In preparation I’d lined the barn with some junk wood to keep the bales off the floor. The last thing you want is moisture wicking up from the ground and rotting them all. Apparently I’d put them in the wrong direction, however, because when I came back later I’d found that someone had repositioned them to run short-ways. Not sure why. I think it perhaps has something to do with how the bales would be stacked.
On the first day of baling a bunch of neighbours turned up to help. This was surprising to us city-folk. Apparently that’s just how things are done. Baling is so weather-dependent that you can’t risk your bales getting wet, so it’s all hands on deck if there are ominous clouds looming. Even in good weather it seems that help from across the road is expected. It is a momentous task, after all, and many hands make light work. So long as there’s a beer for everyone at the end, we were told, they were happy to assist.
I tried my best to pull my own weight, especially since they were going to be our bales, but I felt like I was just getting in the way of the pros. Like I was butting into the middle of a very efficient assembly line. They had done this a hundred times since youth, and they had a rhythm and process that I felt my cumbersome ineptitude only hindered.

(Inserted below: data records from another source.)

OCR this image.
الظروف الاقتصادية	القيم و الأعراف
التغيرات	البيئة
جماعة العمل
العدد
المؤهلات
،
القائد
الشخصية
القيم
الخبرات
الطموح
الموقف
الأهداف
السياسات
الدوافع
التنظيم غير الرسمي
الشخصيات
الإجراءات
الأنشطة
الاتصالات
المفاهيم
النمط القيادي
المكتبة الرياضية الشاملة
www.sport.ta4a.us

When the second paddock was baled a couple days later, I was more confident in my hay-hauling abilities. It was quite fun, actually, jumping on and off the trailer, heaving the bales aboard in a joint effort to get them stacked in the barn. Bloody hot work in the middle of a summer day. Char was free to help with a couple of loads over her lunch break, too. She took to it with greater knack than I. Farming’s in her genes.
The first paddock filled almost half of our barn. The bale count was two-hundred-thirteen. The lease farmer took a trailer-load with him, and we sold fifty to our neighbour.
The second paddock gave us another two-hundred-eighty-one, putting our tally close to five-hundred.
Even our kitty, Mica, came to investigate the new jungle-gym. Beware, nesting swallows.
Amusingly, Mica was leaping across rafters when she suddenly miscalculated. Next moment there’s this little kitten hanging on for dear life by her front paws. I lunged out to save her, but I wasn’t fast enough. She fell to the floor of the barn from four metres up, hitting a piece of timber with a thud on the way down. Half-laughing and half-concerned, we rushed to peer over the edge. She looked up, confused. We jumped down and inspected her for injury. Needless to say, she’s a cat. Nine lives. A few minutes later she was happily shitting in the paddock and bounding through the long grass.
Next summer we’ll probably have to do all this ourselves; cutting, turning, baling, and stacking. We have a few friends in mind to come help us with, what will undoubtedly be, a sluggish and laborious effort. You know who you are.